The first wave of Rugby World Cup matches are in the books but after a short break for us to catch our collective breath, the second set get underway on Wednesday. We’ve compiled a handy list of ten things to watch out for as the World Cup rolls on.
After a comfortable 50-7 victory over Canada in their Rugby World Cup opener, Ireland travel to Wembley on Sunday to take on Romania. Another easy, bonus-point win is expected for the men in green against the 17th-ranked side in the world but they will want to produce an impressive display to keep up their momentum.
The team, it is a-changing
All the noises coming from the Ireland coaching staff is that there will be a number of changes to the XV that started against Canada as head coach Joe Schmidt tries to give the majority of his squad some playing time. There will be distinctly tougher tests than the Romanians to come, so Schmidt must balance keeping his troops fresh with keeping them match-sharp.
Becks is watching over you Sean
In the build-up to Sunday’s game, Ireland are based at the Football Association’s £100million St George’s Park training complex where pictures of England football greats adorn the walls. A photo of David Beckham is plastered above Sean Cronin’s bed although whether Goldenballs’ watchful eye will help Cronin when he’s between the white lines remains to be seen.
Jonathan Sexton was sublime in pulling the strings as the men in green romped to victory over Canada – seemingly in mid-tournament form from the opening whistle. If the talismanic number ten isn’t rested against Romania, it will be fascinating to see how he follows up that display.
Coming out of his Cave
Versatile centre Darren Cave could be in line for his World Cup debut after missing out on a starting berth against Canada to Luke Fitzgerald. The Ulsterman is always a danger with ball in hand and if, as expected, he starts outside the returning Robbie Henshaw in the number 13 shirt then he will be keen to put the Romanians to the sword.
134 years and counting
Old rivals England and Wales have been squaring off on the rugby pitch for 134 years – the first clash between the sides coming in February 1881. But Saturday evening’s clash between the pair at Twickenham is one of the most important ever as they look to stay on track to qualify from a loaded Pool A that also includes Australia and Fiji.
Are the Brave Blossoms one-hit wonders?
Japan captured the hearts of the rugby world and caused the biggest shock in World Cup history by battling to a 34-32 victory over South Africa on Saturday.

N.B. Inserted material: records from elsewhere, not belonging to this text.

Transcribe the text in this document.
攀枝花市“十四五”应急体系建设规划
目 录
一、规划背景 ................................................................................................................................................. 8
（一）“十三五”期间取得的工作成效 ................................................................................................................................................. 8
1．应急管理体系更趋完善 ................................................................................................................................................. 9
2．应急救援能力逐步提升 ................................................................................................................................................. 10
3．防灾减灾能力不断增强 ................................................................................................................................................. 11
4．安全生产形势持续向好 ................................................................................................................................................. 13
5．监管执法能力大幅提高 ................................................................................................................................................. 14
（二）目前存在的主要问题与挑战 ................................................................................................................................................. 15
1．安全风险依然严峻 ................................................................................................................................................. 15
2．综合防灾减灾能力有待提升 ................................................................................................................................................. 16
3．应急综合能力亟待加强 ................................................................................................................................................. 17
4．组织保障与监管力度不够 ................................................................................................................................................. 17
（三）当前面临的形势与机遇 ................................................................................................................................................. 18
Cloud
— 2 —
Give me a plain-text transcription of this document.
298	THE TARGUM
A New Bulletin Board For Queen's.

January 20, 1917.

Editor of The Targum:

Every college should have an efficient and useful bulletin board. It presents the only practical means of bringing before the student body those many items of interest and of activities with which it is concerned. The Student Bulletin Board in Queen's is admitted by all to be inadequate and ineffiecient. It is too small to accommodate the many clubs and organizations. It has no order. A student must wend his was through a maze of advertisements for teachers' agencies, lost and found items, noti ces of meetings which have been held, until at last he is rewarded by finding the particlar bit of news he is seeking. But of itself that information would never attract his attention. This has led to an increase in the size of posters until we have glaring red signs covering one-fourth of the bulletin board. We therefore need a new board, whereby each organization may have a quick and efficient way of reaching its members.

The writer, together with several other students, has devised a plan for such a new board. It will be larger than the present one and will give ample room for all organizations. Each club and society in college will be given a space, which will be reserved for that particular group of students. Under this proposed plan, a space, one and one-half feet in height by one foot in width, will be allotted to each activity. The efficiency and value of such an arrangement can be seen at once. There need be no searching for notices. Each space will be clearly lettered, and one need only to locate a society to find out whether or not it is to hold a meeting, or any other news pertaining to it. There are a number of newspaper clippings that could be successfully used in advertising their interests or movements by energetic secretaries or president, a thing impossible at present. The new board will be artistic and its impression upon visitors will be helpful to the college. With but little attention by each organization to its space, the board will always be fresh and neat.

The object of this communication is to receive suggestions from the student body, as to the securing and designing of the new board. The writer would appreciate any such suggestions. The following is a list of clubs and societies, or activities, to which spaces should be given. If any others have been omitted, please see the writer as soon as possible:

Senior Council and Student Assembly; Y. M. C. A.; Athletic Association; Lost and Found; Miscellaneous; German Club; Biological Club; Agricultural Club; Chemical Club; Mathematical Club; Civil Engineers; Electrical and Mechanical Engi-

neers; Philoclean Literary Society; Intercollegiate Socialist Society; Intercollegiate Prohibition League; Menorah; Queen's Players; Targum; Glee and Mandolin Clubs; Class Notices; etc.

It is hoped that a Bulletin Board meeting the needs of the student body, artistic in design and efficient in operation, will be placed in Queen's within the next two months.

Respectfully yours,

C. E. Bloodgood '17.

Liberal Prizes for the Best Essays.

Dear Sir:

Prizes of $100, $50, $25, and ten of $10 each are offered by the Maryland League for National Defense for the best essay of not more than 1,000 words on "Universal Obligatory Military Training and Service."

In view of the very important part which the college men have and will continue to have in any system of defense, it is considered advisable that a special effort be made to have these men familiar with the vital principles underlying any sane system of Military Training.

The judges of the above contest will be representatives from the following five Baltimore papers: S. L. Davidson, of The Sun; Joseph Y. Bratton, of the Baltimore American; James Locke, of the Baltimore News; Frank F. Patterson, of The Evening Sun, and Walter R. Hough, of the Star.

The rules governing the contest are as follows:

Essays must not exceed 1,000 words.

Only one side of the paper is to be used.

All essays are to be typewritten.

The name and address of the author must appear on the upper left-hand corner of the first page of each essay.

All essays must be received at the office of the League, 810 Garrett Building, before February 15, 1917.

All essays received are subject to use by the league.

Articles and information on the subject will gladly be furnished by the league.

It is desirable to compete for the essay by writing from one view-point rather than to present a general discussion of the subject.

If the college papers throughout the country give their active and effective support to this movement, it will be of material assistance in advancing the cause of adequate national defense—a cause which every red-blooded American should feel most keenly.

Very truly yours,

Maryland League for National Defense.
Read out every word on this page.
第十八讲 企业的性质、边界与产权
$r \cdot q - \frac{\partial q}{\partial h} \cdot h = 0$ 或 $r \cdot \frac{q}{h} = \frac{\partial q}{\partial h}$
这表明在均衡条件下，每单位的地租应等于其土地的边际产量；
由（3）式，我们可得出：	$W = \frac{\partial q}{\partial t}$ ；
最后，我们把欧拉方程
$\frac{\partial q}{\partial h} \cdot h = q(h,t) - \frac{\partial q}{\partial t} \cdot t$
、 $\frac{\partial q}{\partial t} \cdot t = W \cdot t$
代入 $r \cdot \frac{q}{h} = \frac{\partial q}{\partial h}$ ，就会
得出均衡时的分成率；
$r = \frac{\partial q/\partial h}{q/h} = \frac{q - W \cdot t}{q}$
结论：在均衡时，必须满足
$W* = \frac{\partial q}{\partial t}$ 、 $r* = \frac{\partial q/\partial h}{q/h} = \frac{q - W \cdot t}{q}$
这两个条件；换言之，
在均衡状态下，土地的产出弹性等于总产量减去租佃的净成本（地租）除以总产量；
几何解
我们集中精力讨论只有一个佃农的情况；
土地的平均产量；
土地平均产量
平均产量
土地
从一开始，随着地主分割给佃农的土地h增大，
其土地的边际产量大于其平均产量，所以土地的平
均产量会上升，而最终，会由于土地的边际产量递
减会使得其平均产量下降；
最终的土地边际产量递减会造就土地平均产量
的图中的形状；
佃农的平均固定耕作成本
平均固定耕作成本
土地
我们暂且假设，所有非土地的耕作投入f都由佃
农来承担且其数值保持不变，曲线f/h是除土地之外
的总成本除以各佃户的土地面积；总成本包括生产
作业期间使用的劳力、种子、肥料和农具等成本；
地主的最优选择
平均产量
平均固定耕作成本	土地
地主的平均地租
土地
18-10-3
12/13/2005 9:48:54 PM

Now they will try to back that up with a win against a very beatable Scotland side, who finished bottom of this year’s Six Nations, in Gloucester on Wednesday.
Sorry seems to be the hardest word
South Africa coach Heyneke Meyer apologised to a nation after the Springboks’ shock defeat to Japan but his countrymen will be far more interested in redemption than apologies.
A wounded Springbok is a dangerous animal and Samoa could well feel the full force of the South African wrath when the sides meet at Villa Park on Saturday.
New Zealand hold the record for most points scored in a Rugby World Cup match after putting 145 on the board against Japan in 1995 while Namibia conceded 143 to Australia back in 2003. The always-dangerous All Blacks face the Namibians at the Olympic Stadium on Thursday and another century could be on the cards.
Double the fun for Australia
On paper, Fiji and Uruguay are the weakest teams in Pool A but Australia will need to exhibit their powers of recovery as they prepare to face both teams in the space of five days. The exciting Fijians are first up at the Millennium Stadium on Wednesday before the Wallabies travel up to Birmingham to take on Uruguay on Sunday. Anything less than two bonus-point wins will be a disappointment.